Cedar Waxwing

Photo of Cedar Waxwing by Darlene Betat

Cedar Waxwings (Bombycilla cedrorum) are found in Oregon all year, but their nomadic behavior makes it hard to predict where you will find them at any given time. They may arrive in your yard one day (usually in a flock), spend a day or two, and then disappear for months.

Cedar Waxwings are easy to recognize, with their shaggy crest and bold black mask edged in white. They are tawny brown, darkening to gray on the wings and tail. The belly and undertail coverts are pale yellow. The tail has a yellow (sometimes orange) band on the end.
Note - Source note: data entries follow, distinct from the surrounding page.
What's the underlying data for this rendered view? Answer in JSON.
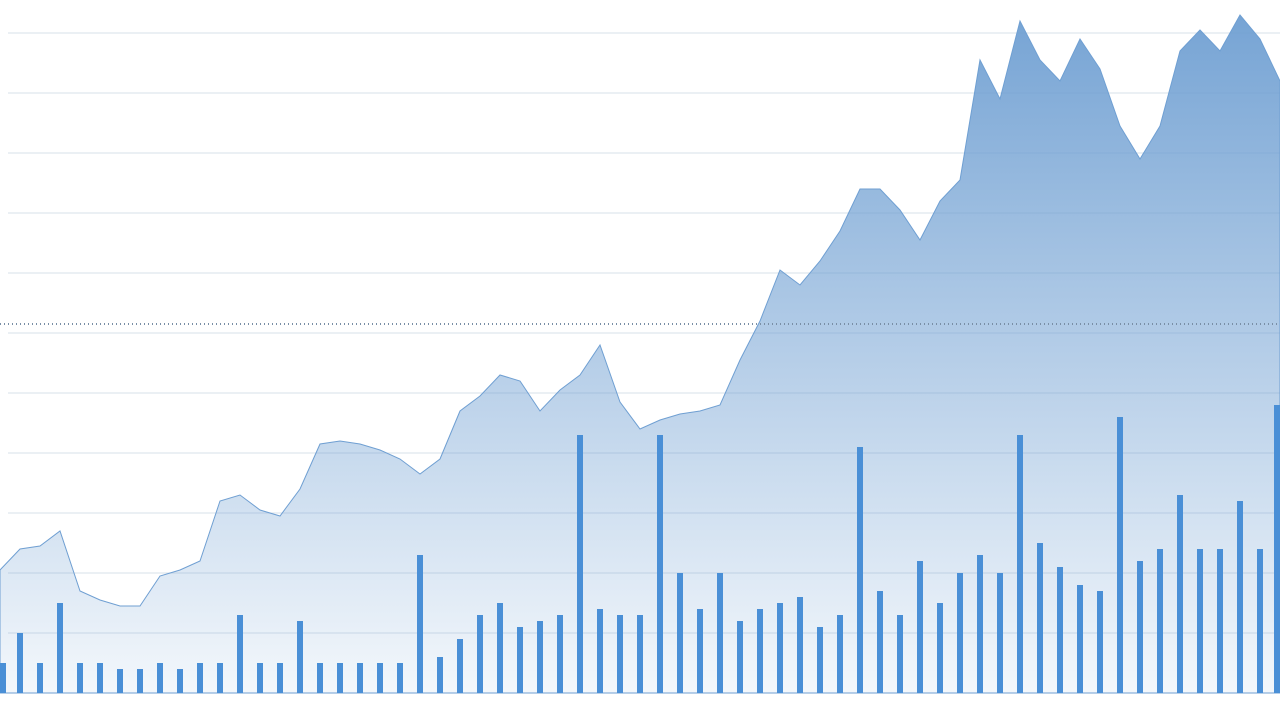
{
  "chart_data": {
    "type": "area",
    "x": [
      0,
      1,
      2,
      3,
      4,
      5,
      6,
      7,
      8,
      9,
      10,
      11,
      12,
      13,
      14,
      15,
      16,
      17,
      18,
      19,
      20,
      21,
      22,
      23,
      24,
      25,
      26,
      27,
      28,
      29,
      30,
      31,
      32,
      33,
      34,
      35,
      36,
      37,
      38,
      39,
      40,
      41,
      42,
      43,
      44,
      45,
      46,
      47,
      48,
      49,
      50,
      51,
      52,
      53,
      54,
      55,
      56,
      57,
      58,
      59,
      60,
      61,
      62,
      63,
      64
    ],
    "xlim": [
      0,
      64
    ],
    "ylim": [
      0,
      11.55
    ],
    "yticks": [
      1,
      2,
      3,
      4,
      5,
      6,
      7,
      8,
      9,
      10,
      11
    ],
    "grid": true,
    "reference_line": 6.15,
    "reference_color": "#7a8fa6",
    "series": [
      {
        "color": "#6f9fd2",
        "values": [
          2.05,
          2.4,
          2.45,
          2.7,
          1.7,
          1.55,
          1.45,
          1.45,
          1.95,
          2.05,
          2.2,
          3.2,
          3.3,
          3.05,
          2.95,
          3.4,
          4.15,
          4.2,
          4.15,
          4.05,
          3.9,
          3.65,
          3.9,
          4.7,
          4.95,
          5.3,
          5.2,
          4.7,
          5.05,
          5.3,
          5.8,
          4.85,
          4.4,
          4.55,
          4.65,
          4.7,
          4.8,
          5.55,
          6.2,
          7.05,
          6.8,
          7.2,
          7.7,
          8.4,
          8.4,
          8.05,
          7.55,
          8.2,
          8.55,
          10.55,
          9.9,
          11.2,
          10.55,
          10.2,
          10.9,
          10.4,
          9.45,
          8.9,
          9.45,
          10.7,
          11.05,
          10.7,
          11.3,
          10.9,
          10.2
        ]
      },
      {
        "type": "bar",
        "color": "#4a8fd6",
        "values": [
          0.5,
          1.0,
          0.5,
          1.5,
          0.5,
          0.5,
          0.4,
          0.4,
          0.5,
          0.4,
          0.5,
          0.5,
          1.3,
          0.5,
          0.5,
          1.2,
          0.5,
          0.5,
          0.5,
          0.5,
          0.5,
          2.3,
          0.6,
          0.9,
          1.3,
          1.5,
          1.1,
          1.2,
          1.3,
          4.3,
          1.4,
          1.3,
          1.3,
          4.3,
          2.0,
          1.4,
          2.0,
          1.2,
          1.4,
          1.5,
          1.6,
          1.1,
          1.3,
          4.1,
          1.7,
          1.3,
          2.2,
          1.5,
          2.0,
          2.3,
          2.0,
          4.3,
          2.5,
          2.1,
          1.8,
          1.7,
          4.6,
          2.2,
          2.4,
          3.3,
          2.4,
          2.4,
          3.2,
          2.4,
          4.8
        ]
      }
    ]
  }
}
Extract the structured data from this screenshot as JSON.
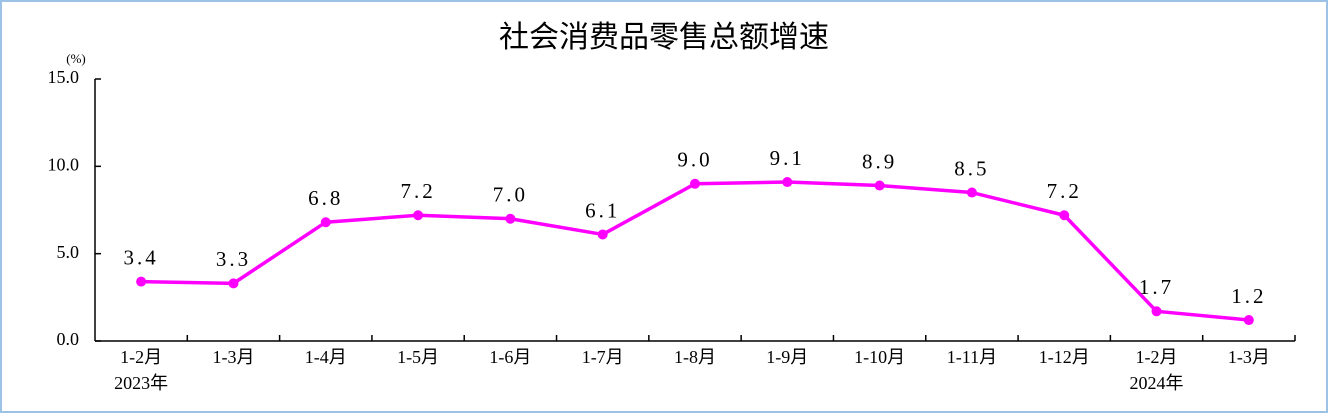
{
  "chart_data": {
    "type": "line",
    "title": "社会消费品零售总额增速",
    "y_unit": "(%)",
    "categories": [
      "1-2月",
      "1-3月",
      "1-4月",
      "1-5月",
      "1-6月",
      "1-7月",
      "1-8月",
      "1-9月",
      "1-10月",
      "1-11月",
      "1-12月",
      "1-2月",
      "1-3月"
    ],
    "year_labels": [
      "2023年",
      null,
      null,
      null,
      null,
      null,
      null,
      null,
      null,
      null,
      null,
      "2024年",
      null
    ],
    "series": [
      {
        "name": "社会消费品零售总额增速",
        "color": "#ff00ff",
        "values": [
          3.4,
          3.3,
          6.8,
          7.2,
          7.0,
          6.1,
          9.0,
          9.1,
          8.9,
          8.5,
          7.2,
          1.7,
          1.2
        ],
        "value_labels": [
          "3.4",
          "3.3",
          "6.8",
          "7.2",
          "7.0",
          "6.1",
          "9.0",
          "9.1",
          "8.9",
          "8.5",
          "7.2",
          "1.7",
          "1.2"
        ]
      }
    ],
    "ylim": [
      0,
      15
    ],
    "yticks": [
      {
        "value": 0,
        "label": "0.0"
      },
      {
        "value": 5,
        "label": "5.0"
      },
      {
        "value": 10,
        "label": "10.0"
      },
      {
        "value": 15,
        "label": "15.0"
      }
    ],
    "grid": false
  }
}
Waxwings get their name from the red waxy tips on some of their wing feathers.  Their high trilling calls are usually the first indication that a flock of waxwings are around.
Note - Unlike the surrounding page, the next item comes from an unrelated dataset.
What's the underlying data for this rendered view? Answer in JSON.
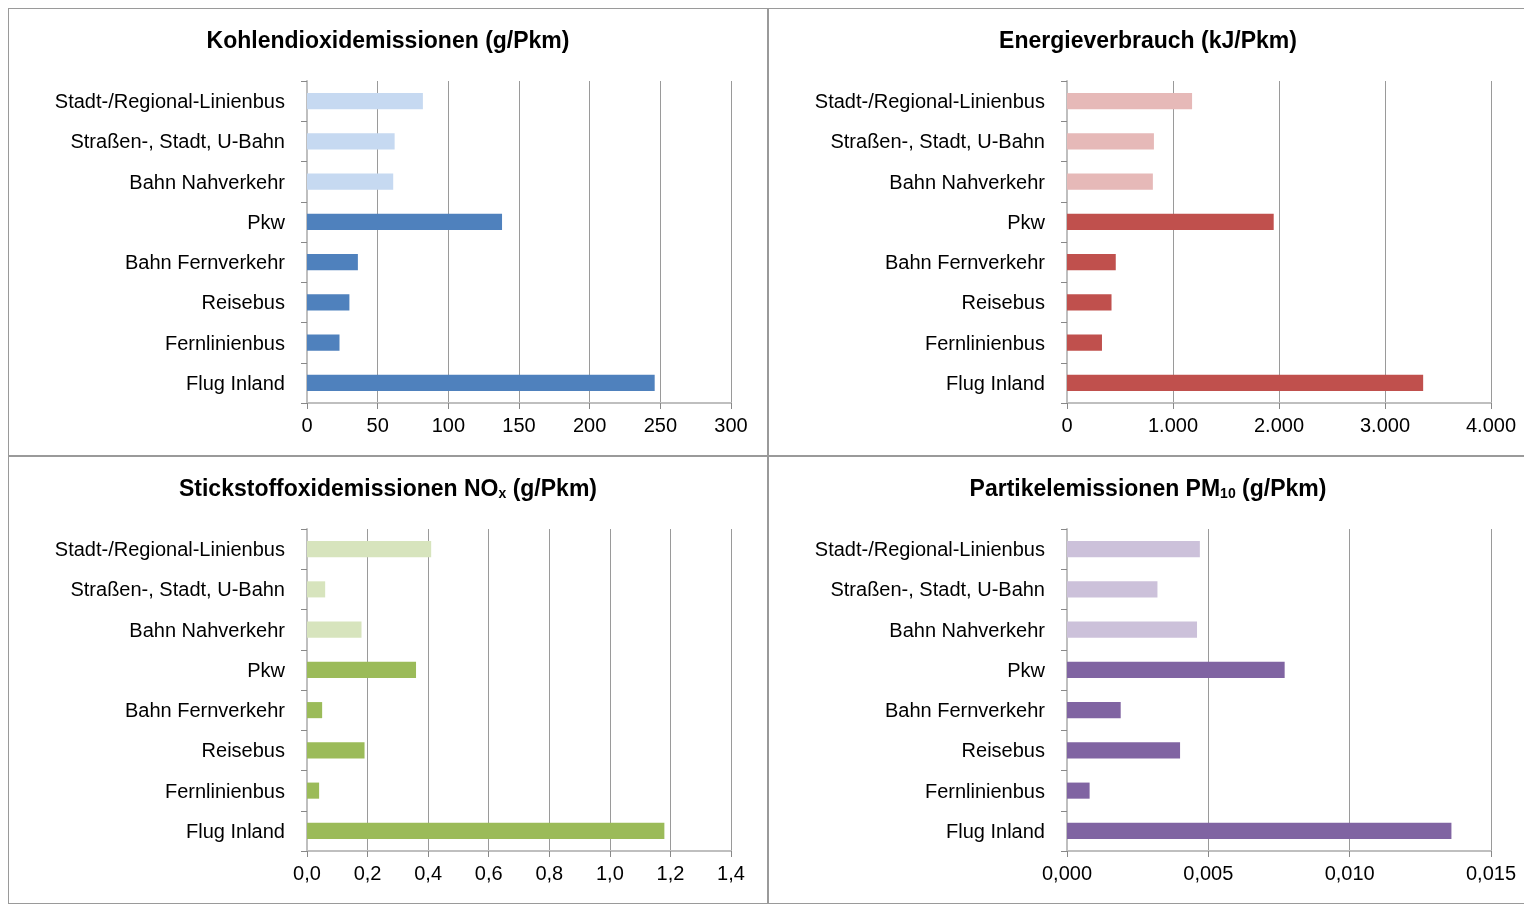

For most of the year, these birds feed primarily on fruit. In spring and summer, insects become a significant part of their diet. Waxwings will hunt from an exposed perch, flying out to capture insects in flight.
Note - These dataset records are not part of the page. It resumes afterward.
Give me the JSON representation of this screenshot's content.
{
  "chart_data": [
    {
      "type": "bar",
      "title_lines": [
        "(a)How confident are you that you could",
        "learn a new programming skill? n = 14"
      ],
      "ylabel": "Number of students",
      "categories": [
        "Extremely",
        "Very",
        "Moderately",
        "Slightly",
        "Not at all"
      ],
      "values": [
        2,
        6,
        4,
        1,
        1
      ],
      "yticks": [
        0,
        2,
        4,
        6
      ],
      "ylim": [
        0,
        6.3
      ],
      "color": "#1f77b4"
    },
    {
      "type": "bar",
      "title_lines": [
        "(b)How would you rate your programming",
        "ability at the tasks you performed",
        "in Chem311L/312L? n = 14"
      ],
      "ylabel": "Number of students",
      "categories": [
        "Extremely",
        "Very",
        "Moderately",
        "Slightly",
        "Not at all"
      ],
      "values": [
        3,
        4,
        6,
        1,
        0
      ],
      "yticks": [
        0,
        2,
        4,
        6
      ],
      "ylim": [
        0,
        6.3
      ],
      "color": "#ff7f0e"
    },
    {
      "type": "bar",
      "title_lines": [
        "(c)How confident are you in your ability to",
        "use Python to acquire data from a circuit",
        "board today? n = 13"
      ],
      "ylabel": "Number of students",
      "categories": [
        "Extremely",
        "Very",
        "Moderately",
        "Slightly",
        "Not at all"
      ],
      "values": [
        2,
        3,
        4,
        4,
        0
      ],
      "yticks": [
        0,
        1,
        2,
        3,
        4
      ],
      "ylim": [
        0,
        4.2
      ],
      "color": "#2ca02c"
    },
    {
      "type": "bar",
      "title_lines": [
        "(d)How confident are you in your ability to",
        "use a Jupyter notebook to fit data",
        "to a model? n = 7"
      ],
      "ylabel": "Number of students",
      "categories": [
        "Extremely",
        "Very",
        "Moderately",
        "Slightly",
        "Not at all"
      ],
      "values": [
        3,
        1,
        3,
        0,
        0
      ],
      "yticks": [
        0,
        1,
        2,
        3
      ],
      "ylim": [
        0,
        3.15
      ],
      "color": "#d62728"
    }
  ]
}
Nesting occurs from late spring through the summer. Late nesting allows time for summer fruits to ripen in time to feed the young. The nest is a bulky cup made of grasses and twigs, and lined with finer materials. Sometimes waxwings will use material from old nests, or just reuse the nests of other species. The clutch usually consists of four eggs. Cedar Waxwings produce two broods each year.

Cedar Waxwings won’t come to a bird feeder, but they frequently come to bird baths. The best way to attract these birds to your yard is to plant fruit-bearing trees and shrubs. Mountain ash, dogwood, cherries, hawthorns, crabapples, and cotoneaster are some favorite waxwing food sources.